4. Software inventory: Too often, the wrong version of software is installed and running in the corporate environment. Ensure the correct version (product key) and install source is consistent with file servers. Ensure that software on the workstations or servers were distributed from ones network rather than from a rogue CD. Validate file system settings and registry keys to ensure that software is correctly installed.

5. Event log settings: Event logs are rarely set properly; they are set with too short of a retention window and log size and are inconsistent throughout the enterprise. Ensure that they're consistently configured across the board. Auditors make sure there are 60 days of retention and that they're configured and set to keep 60 days of data.

6. Global and Local Administrator Groups: Validate who is a member of local and global admin groups, ensuring access creep or extended permissions haven't occurred.
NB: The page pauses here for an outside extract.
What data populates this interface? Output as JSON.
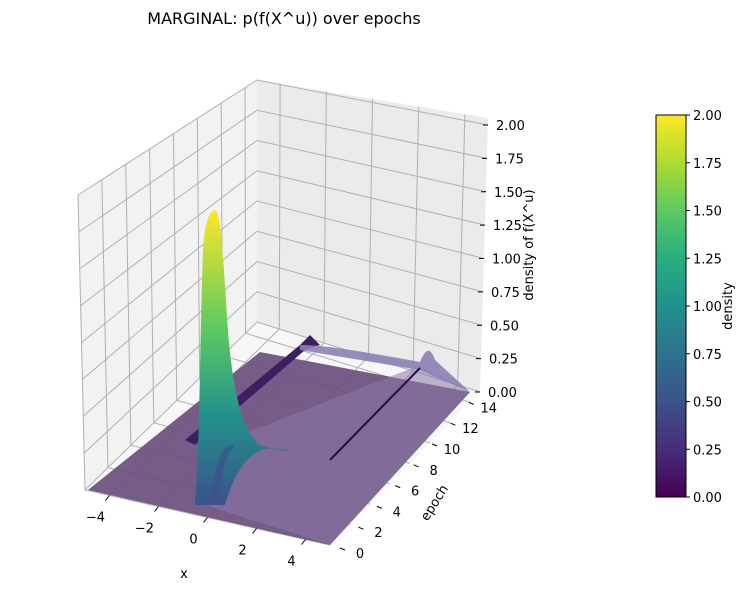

Specify members located across the board.

7. Open shares: The risk of sharing folders and permissions across the network means there's no way to track who has what rights to what shares. This should be consistently audited every 60 days to ensure organizations are following the concept of "least privilege" or need-to-know access.

8. OS levels and Service packs: Anecdotally, and based on a sampling of end-user enterprise organizations, approximately 10 out of 100 systems are mis-configured. Make sure all the OSs are at an appropriate level to follow corporate standards and note compliance exceptions.

9. Patch management: Any large enterprise is usually a month behind on patches; there are always systems that are mis-configured with incorrect patch levels. Use due care in verifying every last DLL and registry key change to help meet Service Level Agreements (SLAs) and failed patch reports.

10. Change Rollback: Understand the unplanned, undesired changes; centralize automated and audited change rollbacks. From registry key changes to patch deployment and service settings, mitigate undesired and out of band changes. Patch rollback.